Republican Activists Increasingly Favor Outsider Candidates

Is this election an anomaly, or will the party restore its grip on the nomination process?

The most politically active Republicans -- those who participate in politics and follow it most closely -- now look remarkably like the rest of their party in their affinity for a trio of candidates with nontraditional backgrounds, according to a new HuffPost/YouGov poll of activist Republicans conducted in late September.

To many observers of national polls, the recent rise in support for nontraditional candidates like Trump, Carson and Fiorina raises important questions: Have Republican party leaders lost control of their nomination process? Will this election be a break from the past or do the old rules -- which seemed to preclude candidates with little or no prior political experience -- still apply?

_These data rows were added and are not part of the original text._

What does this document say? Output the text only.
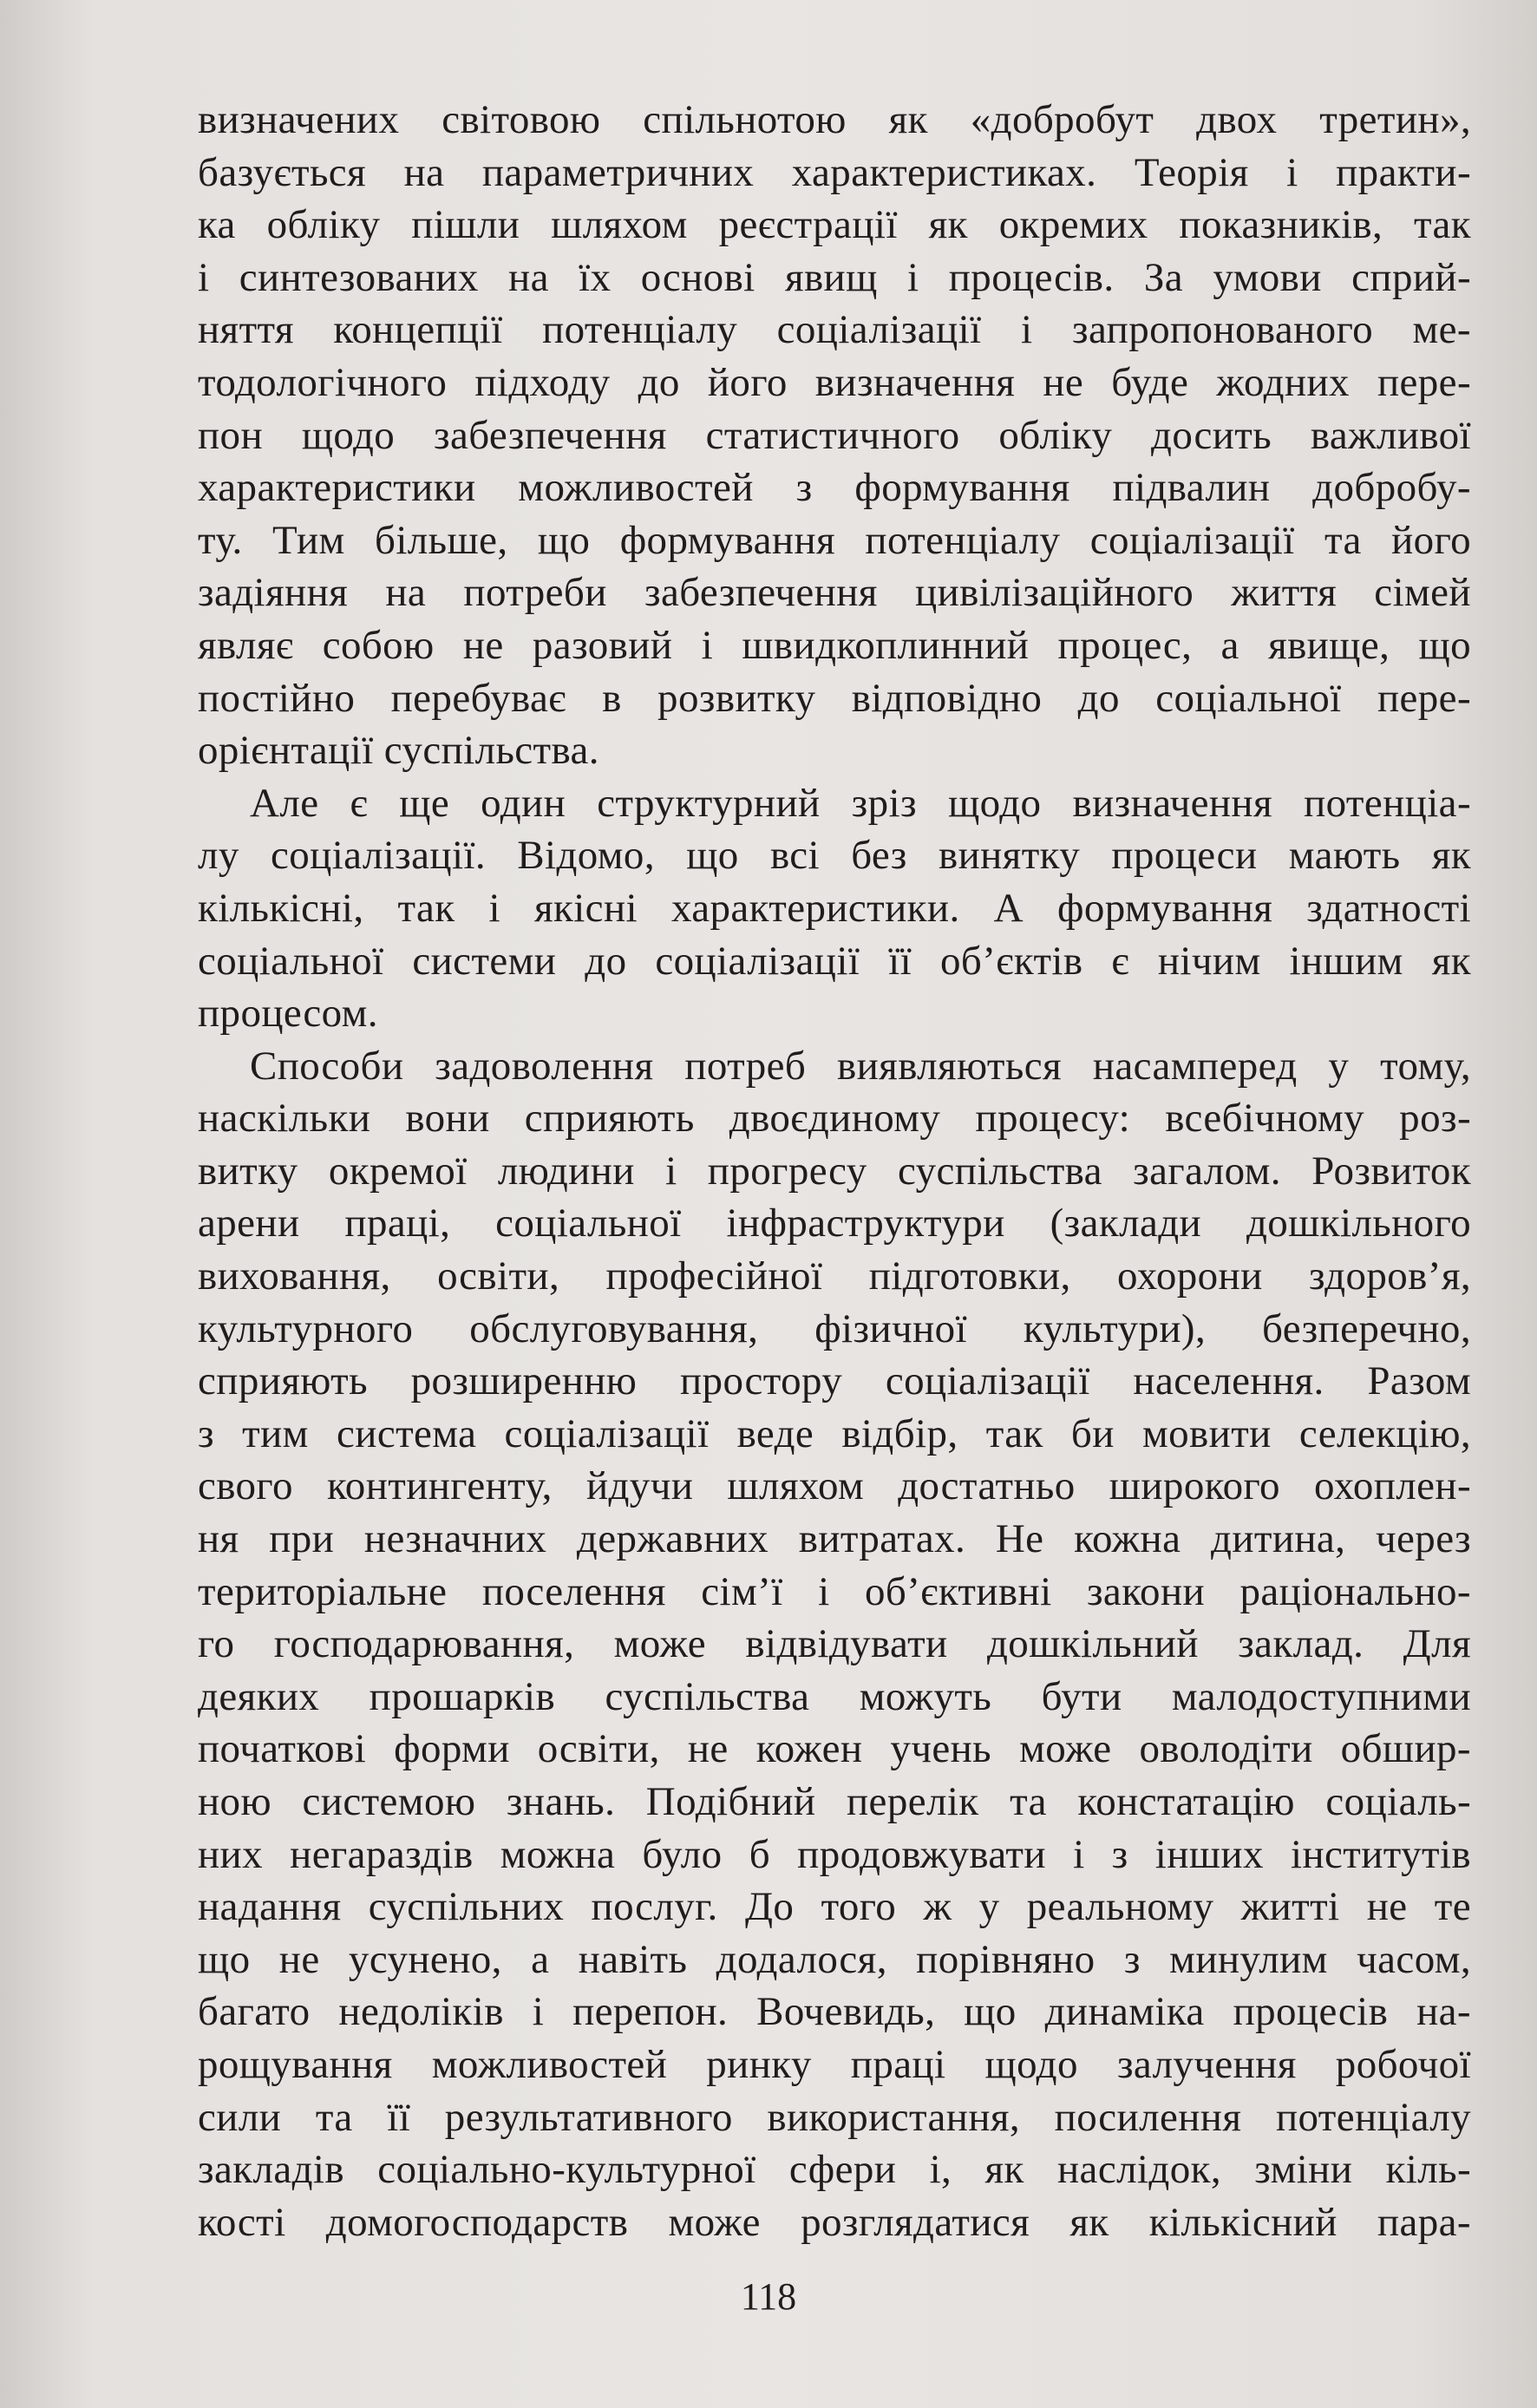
визначених світовою спільнотою як «добробут двох третин»,

базується на параметричних характеристиках. Теорія і практи-

ка обліку пішли шляхом реєстрації як окремих показників, так

і синтезованих на їх основі явищ і процесів. За умови сприй-

няття концепції потенціалу соціалізації і запропонованого ме-

тодологічного підходу до його визначення не буде жодних пере-

пон щодо забезпечення статистичного обліку досить важливої

характеристики можливостей з формування підвалин добробу-

ту. Тим більше, що формування потенціалу соціалізації та його

задіяння на потреби забезпечення цивілізаційного життя сімей

являє собою не разовий і швидкоплинний процес, а явище, що

постійно перебуває в розвитку відповідно до соціальної пере-

орієнтації суспільства.

Але є ще один структурний зріз щодо визначення потенціа-

лу соціалізації. Відомо, що всі без винятку процеси мають як

кількісні, так і якісні характеристики. А формування здатності

соціальної системи до соціалізації її об’єктів є нічим іншим як

процесом.

Способи задоволення потреб виявляються насамперед у тому,

наскільки вони сприяють двоєдиному процесу: всебічному роз-

витку окремої людини і прогресу суспільства загалом. Розвиток

арени праці, соціальної інфраструктури (заклади дошкільного

виховання, освіти, професійної підготовки, охорони здоров’я,

культурного обслуговування, фізичної культури), безперечно,

сприяють розширенню простору соціалізації населення. Разом

з тим система соціалізації веде відбір, так би мовити селекцію,

свого контингенту, йдучи шляхом достатньо широкого охоплен-

ня при незначних державних витратах. Не кожна дитина, через

територіальне поселення сім’ї і об’єктивні закони раціонально-

го господарювання, може відвідувати дошкільний заклад. Для

деяких прошарків суспільства можуть бути малодоступними

початкові форми освіти, не кожен учень може оволодіти обшир-

ною системою знань. Подібний перелік та констатацію соціаль-

них негараздів можна було б продовжувати і з інших інститутів

надання суспільних послуг. До того ж у реальному житті не те

що не усунено, а навіть додалося, порівняно з минулим часом,

багато недоліків і перепон. Вочевидь, що динаміка процесів на-

рощування можливостей ринку праці щодо залучення робочої

сили та її результативного використання, посилення потенціалу

закладів соціально-культурної сфери і, як наслідок, зміни кіль-

кості домогосподарств може розглядатися як кількісний пара-

118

Political scientists and pundits debate the degree to which the party establishment influences the presidential nomination process. Some claim that very senior party leaders and interest groups coordinate to choose a leader, while others argue the establishment sometimes fails to reach consensus and ultimately ratifies the choice made by voters in early primary states. But all agree that no elections in the modern era produced "a nominee as alien to the party establishment as Donald Trump (or Ted Cruz, Ben Carson, Carly Fiorina, or even Bernie Sanders)," as Vox's Andrew Prokop put it.

To better understand the "invisible primary" among party insiders, The Huffington Post has been working with our survey partner YouGov to scour its Internet survey panel for activist Republicans: those who have run for or held office, served as party officials, worked on campaigns or volunteered their time before elections. Our second survey of 500 of these activists provides a look at the opinions of some of the GOP's best-informed and most politically involved supporters. (The first was conducted in July; we also sampled a second wave of Democratic activists and will report on those findings separately.)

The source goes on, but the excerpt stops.